If so, this gives us a powerful confirmation of the rubber-sheet models we’ve all seen, while appearing to collapse the myth of things falling into black holes. We can imagine that if more and more matter were added to the cluster of galaxies, the time delay for light to go “down” and “up” would become ever longer. At a certain point, where the object becomes a black hole, the light simply can never descend all the way “down”, let alone back “up” again – which is to say, it never reaches the event horizon, nor the earthly observer.
Now, it’s tempting to suppose the hole might receive the light because it falls in faster than it leaves — but it’s light! So a person standing on any almost-black-hole, no matter how accelerated his frame of reference, timing the speed of light up and down, would need to measure the same c value either way just as we do on Earth.
Changes in wavelength/frequency of ligt are effected by influences that would otherwise effect changes in apparent velocity.
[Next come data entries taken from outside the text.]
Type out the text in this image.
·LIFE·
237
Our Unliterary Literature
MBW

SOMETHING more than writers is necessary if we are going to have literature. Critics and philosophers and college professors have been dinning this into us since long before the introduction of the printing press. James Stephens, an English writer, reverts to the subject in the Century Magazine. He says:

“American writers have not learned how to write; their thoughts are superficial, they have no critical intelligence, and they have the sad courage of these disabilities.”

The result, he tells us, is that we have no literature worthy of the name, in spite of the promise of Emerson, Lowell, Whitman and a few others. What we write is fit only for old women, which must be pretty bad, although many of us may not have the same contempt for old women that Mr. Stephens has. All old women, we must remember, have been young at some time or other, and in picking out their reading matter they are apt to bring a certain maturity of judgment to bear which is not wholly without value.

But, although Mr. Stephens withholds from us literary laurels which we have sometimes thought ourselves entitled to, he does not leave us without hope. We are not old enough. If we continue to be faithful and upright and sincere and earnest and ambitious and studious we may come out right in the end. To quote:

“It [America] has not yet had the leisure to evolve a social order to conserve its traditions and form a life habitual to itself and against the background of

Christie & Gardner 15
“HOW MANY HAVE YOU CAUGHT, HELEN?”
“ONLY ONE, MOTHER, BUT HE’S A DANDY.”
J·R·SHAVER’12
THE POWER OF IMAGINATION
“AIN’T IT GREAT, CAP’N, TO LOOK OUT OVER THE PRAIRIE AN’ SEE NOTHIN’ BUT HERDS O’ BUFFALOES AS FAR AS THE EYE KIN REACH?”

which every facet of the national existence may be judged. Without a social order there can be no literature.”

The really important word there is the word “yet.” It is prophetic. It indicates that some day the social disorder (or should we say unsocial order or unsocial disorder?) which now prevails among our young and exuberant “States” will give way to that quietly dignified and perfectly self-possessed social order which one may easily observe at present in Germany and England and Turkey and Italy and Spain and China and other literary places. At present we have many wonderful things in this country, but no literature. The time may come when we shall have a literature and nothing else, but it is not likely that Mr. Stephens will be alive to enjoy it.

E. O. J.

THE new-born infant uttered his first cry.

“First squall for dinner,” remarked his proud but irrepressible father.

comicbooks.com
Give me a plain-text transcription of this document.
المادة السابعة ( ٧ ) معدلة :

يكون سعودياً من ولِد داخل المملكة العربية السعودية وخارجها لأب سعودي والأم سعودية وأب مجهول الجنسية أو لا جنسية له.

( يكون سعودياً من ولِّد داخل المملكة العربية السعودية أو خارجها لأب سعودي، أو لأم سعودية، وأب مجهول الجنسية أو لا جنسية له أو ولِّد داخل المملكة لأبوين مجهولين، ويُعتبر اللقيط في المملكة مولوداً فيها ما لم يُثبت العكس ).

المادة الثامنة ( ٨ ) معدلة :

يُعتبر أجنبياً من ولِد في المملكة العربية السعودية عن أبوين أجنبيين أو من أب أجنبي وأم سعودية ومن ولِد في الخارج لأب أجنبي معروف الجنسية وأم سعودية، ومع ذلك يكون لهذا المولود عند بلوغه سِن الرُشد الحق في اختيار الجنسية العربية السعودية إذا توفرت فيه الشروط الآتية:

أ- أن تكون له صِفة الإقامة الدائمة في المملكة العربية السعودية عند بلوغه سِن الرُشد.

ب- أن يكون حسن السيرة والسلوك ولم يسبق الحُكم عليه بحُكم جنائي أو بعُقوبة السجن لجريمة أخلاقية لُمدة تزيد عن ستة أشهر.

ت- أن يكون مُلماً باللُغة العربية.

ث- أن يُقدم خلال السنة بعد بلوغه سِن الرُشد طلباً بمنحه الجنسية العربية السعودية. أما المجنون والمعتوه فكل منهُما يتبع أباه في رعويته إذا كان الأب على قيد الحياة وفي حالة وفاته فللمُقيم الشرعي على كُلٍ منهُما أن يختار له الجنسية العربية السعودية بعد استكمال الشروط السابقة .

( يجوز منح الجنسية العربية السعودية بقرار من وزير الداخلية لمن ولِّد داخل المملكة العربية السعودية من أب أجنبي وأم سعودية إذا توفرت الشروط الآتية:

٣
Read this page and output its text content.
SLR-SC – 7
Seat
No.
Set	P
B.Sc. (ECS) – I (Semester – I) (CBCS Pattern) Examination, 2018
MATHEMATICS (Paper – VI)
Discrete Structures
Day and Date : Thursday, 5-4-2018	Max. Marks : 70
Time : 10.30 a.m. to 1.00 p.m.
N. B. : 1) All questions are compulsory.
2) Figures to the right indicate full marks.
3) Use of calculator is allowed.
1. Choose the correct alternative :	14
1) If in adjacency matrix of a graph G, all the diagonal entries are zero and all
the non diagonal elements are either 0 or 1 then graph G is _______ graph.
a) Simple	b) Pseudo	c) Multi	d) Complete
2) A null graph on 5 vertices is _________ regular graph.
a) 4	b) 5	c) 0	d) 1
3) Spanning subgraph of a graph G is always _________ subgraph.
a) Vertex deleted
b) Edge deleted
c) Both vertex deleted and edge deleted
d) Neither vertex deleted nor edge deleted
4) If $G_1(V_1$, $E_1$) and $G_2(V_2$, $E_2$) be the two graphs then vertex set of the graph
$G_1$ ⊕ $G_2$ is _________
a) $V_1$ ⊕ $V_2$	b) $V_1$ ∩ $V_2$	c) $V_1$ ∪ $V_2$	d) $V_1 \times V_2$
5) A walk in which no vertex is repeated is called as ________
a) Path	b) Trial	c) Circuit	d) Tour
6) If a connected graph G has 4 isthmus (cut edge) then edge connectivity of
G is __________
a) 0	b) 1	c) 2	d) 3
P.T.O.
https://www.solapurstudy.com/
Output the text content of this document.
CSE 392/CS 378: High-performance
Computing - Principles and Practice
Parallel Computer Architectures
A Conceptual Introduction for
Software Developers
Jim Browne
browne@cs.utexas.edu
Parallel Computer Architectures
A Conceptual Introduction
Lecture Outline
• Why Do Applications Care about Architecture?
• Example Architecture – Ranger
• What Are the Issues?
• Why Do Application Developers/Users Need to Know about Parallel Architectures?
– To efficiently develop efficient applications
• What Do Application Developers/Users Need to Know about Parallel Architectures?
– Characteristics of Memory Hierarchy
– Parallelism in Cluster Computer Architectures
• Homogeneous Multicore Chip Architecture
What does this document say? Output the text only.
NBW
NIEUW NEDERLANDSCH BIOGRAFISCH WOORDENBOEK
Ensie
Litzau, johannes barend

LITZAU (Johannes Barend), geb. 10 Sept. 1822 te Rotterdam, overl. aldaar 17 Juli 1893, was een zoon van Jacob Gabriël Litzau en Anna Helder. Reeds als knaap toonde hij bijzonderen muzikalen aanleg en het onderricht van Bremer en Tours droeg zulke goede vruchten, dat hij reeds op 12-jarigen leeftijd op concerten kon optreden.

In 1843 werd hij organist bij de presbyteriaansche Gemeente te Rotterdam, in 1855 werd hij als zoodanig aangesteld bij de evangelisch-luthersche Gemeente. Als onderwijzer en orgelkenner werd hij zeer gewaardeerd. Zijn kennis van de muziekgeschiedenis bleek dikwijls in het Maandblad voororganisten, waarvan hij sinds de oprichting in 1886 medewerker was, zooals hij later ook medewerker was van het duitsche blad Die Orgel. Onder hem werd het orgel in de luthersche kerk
Falling into a gravity well or seen by an observer who is travelling against the direction of light, the light will be blueshifed; with opposite conditions it will be redshifted, while maintaining a constant velocity.
We have long since understood that what we see in space has taken time to reach us. It is easy to assume that the light from any object at a fixed distance has reached us after that distance in light years as time. So for an object 1 billion years distant, light has reached us after 1 billion years and therefore we are viewing an unfolding event 1 billion years ago.
But with gravitational lensing, this is no longer true, as the light from an object taking very different paths to our eye may now arrive at different times so that we see earlier events apparently contemporaneous with later events that took a shorter path. It it like looking at the universe not just through a Tudor window that distorts objects in space, but also in time. This opens up the possibility of looking for “replays” of events that were partly missed due to missing their start.
For light or anything travelling at lightspeed, travel is instantaneous. Having travelled billions of years, the instant it left a distant galaxy is the instant it reaches the Earth: what is seen happening in the distant galaxy is happening “now”.
Anything after that is in the future.
What? So of the sun stops shining, there is absolutely NO delay before it becomes dark on earth? The “8 minutes” is therefore a myth? Im no physicist, but that goes against everything I believe to be a fact in this world..
Robin speaks correctly, in that the time dilation of something moving the speed of light approaches infinity. From the light’s perspective, all of space and time is a mathematically flat disk it is piercing through in an instant, and but an instant more would take it “somewhere else”. I think this may be the same sort of singularity found at the event horizon of a black hole — a person falling in has only a short finite time to wait before reaching it, and then he would go “somewhere else”. If only the universe didn’t end in the meanwhile!
It may seem strange that the same “now” for the light could come at different times years apart, but we could achieve the same paradox with some mirrors.
If we had an “on-off” switch on earth to turn the sun on and off instantaneously, the sun being 8.3 light minutes away, the instant the switch was flipped to “off” and the instant the earth went dark would be perceived to be 8.3 x 2 = 16.6 minutes apart due to time dilation of the same instant by the spatial separation.